In questo modo si accorciano le distanze tra il produttore e il consumatore finale e potrebbe succedere che le stesse categorie di B2B e B2C perderanno significato, a favore di un B2Human. In questo senso un’altra tecnologia significativa è la blockchain, che applicata al settore consente la tracciatura della filiera di produzione del vino, certificando l’intero processo. Attraverso un’etichetta intelligente posta sulla bottiglia, il consumatore può conoscere tutto del produttore, delle sue vigne, della sua storia e del suo vino. Si instaura, quindi, un collegamento diretto, che crea un rapporto di fiducia a distanza tra chi produce e chi sperimenta il vino. Tutto questo, naturalmente, è amplificato e rafforzato dall’ulteriore interazione attraverso i social, che consente alle cantine di accompagnare i clienti nel loro mondo.
La parola d’ordine è engagement, ossia il coinvolgimento emotivo e attivo del consumatore, da attivare a partire da specifiche esperienze vissute dal consumatore nell’interazione.

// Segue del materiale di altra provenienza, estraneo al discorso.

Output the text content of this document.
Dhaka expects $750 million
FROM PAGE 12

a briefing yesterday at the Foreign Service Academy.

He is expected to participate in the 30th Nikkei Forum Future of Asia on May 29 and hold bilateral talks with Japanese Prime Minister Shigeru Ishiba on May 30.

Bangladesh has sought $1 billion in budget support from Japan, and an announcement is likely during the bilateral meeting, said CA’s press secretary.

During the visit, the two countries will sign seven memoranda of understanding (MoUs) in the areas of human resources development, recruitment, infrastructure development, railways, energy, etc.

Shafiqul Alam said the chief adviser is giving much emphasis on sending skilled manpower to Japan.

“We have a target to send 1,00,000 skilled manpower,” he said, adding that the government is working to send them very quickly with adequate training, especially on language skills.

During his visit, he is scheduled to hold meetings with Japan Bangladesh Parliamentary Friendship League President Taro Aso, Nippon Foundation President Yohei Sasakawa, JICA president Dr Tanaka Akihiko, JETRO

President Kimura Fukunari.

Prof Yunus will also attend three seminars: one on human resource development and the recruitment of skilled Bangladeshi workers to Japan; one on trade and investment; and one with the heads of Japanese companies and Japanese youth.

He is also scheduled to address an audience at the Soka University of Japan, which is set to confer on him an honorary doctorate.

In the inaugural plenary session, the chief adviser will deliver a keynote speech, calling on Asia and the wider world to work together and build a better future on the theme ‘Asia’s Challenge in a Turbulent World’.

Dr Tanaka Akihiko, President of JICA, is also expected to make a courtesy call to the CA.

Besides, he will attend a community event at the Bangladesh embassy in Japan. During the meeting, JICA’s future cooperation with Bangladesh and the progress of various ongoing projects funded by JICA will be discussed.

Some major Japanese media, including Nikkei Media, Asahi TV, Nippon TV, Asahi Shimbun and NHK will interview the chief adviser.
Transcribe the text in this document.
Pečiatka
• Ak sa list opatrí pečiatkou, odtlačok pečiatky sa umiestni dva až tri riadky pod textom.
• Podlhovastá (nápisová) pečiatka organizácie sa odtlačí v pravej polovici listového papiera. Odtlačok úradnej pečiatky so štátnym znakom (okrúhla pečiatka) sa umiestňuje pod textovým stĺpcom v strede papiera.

Nuovi modelli di business e competenze
Per alcune cantine tutto questo è già realtà, se non altro per quanto riguarda il social marketing. Ma la pandemia e i suoi effetti stanno richiedendo prepotentemente un salto evolutivo più impegnativo, che implica maggiore intensità e diffusione della sensibilità tecnologica, strutturata e integrata a livello strategico.
Ciò significa procedere a riformulare l’identità aziendale in chiave digitale, producendo mindset adeguati e nuovi modelli di business. Significa preoccuparsi della qualità delle risorse umane in azienda e delle loro attitudini e competenze tecnologiche.
Significa investire energie in questa direzione e questo, per moltissimi piccoli produttori, significa innanzitutto diventare bravi a fare rete, per trovare soluzioni comuni, per affrontare una rivoluzione che sarà positiva solo sul lungo periodo e solo per chi la saprà gestire. Significa sviluppare un’intelligenza anti-fragile, ossia un approccio di pensiero che va ben oltre la resilienza e implica la capacità di cambiare tempestivamente, attraverso la disponibilità ad apprendere e a relazionarsi in modo nuovo.